The meeting was at an end. Sasha and I filed out with the rest. I could not speak; we walked on in silence. When we reached the house where I lived, my whole body began to shake as in a fever. An overpowering yearning possessed me, an unutterable desire to give myself to Sasha, to find relief in his arms from the fearful tension of the evening.

My narrow bed now held two human bodies, closely pressed together. My room was no longer dark; a soft, soothing light seemed to come from somewhere. As in a dream I heard sweet, endearing words breathed into my ear, like the soft, beautiful Russian lullabies of my childhood. I became drowsy, my thoughts in confusion.

[ ... ] ... Johann Most ... the force and wonder of his speech, his call to extermination—[ ... ] Could idealists be cruel? The enemies of life and joy and beauty are cruel. They are relentless, they have killed our great comrades. But must we, too, exterminate?

I was roused from my drowsiness as if by an electric current. I felt a trembling, shy hand tenderly glide over me. Hungrily I reached for it, for my lover. We were engulfed in a wild embrace. Again I felt terrific pain, like the cut of a sharp knife. But it was numbed by my passion, breaking through all that had been suppressed, unconscious, and dormant.

The morning still found me eagerly reaching out, hungrily seeking. My beloved lay at my side, asleep in blissful exhaustion. I sat up, my head resting on my hand. Long I watched the face of the boy who had so attracted and repelled me at the same time, who could be so hard and whose touch was yet so tender. Deep love for him welled up in my heart—a feeling of certainty that our lives were linked for all time. I pressed my lips to his thick hair and then I, too, fell asleep.

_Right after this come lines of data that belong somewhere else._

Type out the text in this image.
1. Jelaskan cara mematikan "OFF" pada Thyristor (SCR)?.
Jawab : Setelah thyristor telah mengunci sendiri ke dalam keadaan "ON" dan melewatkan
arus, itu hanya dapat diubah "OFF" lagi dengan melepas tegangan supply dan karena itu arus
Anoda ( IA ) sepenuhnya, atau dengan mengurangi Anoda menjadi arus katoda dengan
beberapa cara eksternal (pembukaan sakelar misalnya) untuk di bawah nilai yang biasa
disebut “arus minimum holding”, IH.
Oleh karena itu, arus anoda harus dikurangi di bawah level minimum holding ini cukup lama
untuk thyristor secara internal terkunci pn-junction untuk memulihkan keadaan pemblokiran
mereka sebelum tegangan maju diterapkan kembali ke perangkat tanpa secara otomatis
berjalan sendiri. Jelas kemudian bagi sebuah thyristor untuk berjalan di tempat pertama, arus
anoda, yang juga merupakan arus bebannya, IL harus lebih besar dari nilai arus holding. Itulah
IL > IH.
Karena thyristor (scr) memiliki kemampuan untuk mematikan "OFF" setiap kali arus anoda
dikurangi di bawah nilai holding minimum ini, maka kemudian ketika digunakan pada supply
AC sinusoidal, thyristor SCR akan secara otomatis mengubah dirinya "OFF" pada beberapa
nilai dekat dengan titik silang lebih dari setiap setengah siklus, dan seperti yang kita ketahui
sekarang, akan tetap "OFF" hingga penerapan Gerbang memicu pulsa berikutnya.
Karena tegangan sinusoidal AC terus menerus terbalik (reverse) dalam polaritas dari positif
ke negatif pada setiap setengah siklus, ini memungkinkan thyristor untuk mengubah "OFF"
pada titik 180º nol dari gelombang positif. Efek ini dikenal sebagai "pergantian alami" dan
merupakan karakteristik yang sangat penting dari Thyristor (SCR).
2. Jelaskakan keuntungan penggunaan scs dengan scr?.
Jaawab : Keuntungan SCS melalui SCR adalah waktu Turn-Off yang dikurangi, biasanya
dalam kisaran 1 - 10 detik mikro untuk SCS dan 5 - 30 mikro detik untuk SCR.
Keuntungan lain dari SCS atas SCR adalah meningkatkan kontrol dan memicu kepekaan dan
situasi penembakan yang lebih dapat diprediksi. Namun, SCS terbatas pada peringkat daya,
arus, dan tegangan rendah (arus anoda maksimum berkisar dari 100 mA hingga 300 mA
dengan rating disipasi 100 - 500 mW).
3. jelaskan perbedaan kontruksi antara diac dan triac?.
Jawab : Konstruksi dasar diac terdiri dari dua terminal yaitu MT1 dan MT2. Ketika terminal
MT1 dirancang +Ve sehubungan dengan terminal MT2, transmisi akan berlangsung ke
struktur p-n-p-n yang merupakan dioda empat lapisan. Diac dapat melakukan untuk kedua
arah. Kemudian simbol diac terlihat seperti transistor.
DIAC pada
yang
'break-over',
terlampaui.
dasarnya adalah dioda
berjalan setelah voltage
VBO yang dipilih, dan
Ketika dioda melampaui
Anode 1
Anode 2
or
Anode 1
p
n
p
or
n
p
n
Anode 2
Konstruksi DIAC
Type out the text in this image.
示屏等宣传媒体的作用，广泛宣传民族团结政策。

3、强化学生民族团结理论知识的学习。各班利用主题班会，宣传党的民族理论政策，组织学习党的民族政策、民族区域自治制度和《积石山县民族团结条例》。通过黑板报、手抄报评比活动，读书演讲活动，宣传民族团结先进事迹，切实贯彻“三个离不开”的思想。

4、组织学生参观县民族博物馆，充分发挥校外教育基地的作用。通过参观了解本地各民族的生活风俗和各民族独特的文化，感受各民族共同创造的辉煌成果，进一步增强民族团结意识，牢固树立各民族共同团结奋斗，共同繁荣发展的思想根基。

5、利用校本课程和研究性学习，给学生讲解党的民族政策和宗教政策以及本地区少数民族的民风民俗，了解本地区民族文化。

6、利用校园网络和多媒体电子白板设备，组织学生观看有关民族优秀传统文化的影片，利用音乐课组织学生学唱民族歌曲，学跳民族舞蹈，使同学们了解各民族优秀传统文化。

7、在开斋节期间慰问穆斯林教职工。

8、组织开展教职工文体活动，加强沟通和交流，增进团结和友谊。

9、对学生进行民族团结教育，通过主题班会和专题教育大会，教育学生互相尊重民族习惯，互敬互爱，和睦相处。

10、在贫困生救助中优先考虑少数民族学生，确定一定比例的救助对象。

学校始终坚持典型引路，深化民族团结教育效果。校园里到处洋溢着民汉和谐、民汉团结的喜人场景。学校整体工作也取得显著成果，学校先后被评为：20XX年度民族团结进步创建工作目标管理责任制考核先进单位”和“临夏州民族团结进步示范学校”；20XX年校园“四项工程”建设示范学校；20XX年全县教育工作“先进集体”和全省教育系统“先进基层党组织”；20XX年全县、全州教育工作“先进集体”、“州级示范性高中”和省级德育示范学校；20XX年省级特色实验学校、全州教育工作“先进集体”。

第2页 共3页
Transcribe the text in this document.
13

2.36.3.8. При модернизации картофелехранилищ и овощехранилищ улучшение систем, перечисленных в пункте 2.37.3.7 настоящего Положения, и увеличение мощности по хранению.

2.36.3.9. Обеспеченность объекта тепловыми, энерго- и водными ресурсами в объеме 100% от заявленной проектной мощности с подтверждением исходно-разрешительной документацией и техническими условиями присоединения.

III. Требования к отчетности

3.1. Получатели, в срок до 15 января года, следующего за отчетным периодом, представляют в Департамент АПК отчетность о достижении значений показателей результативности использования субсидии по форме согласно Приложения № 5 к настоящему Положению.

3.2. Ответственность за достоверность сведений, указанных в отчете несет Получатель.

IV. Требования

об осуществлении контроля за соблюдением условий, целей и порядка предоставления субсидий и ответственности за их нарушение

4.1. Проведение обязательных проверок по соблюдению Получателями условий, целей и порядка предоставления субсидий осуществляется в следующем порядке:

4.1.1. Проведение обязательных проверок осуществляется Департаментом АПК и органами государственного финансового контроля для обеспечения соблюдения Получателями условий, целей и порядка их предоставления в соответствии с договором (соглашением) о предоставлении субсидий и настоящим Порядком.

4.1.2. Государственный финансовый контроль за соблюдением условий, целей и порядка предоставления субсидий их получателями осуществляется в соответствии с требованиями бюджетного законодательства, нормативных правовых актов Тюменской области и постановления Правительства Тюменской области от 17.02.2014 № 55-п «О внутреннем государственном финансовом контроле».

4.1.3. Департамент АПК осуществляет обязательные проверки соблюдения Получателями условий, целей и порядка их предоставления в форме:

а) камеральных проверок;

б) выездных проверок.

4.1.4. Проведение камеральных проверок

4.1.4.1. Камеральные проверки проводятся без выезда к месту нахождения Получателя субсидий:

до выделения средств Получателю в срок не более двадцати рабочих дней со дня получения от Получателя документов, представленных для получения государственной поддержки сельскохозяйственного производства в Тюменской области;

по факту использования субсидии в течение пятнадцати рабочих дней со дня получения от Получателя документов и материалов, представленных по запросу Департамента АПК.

The people from whom I rented my room slept on the other side of the wall. Their nearness always disturbed me, and now in Sasha’s presence it gave me a feeling of being seen. He also had no privacy where he lived. I suggested that we find a small apartment, and he consented joyfully. When we told Fedya of our plan, he asked to be taken in. The fourth of our little commune was Helen Minkin. The friction with her father had become more violent since I had moved out, and she could not endure it. She begged to come with us. We rented a four-room flat on Forty-second Street and we all felt it a luxury to have our own place.

From the very first we agreed to share everything, to live like real comrades. Helen continued to work in the corset-factory, and I divided my time between sewing silk waists and keeping house. Fedya devoted himself to painting. The expense of his oils, canvases, and brushes often consumed more than we could afford, but it never occurred to any one of us to complain. From time to time he would sell a picture to some dealer for fifteen or twenty-five dollars, whereupon he would bring an armful of flowers or some present for me. Sasha would upbraid him for it: the idea of spending money for such things, when the movement needed it so badly, was intolerable to him. His anger had no effect on Fedya. He would laugh it off, call him a fanatic, and say he had no sense of beauty. [...]

One morning Fedya asked me to pose for him. I experienced no sense of shame at standing naked before him.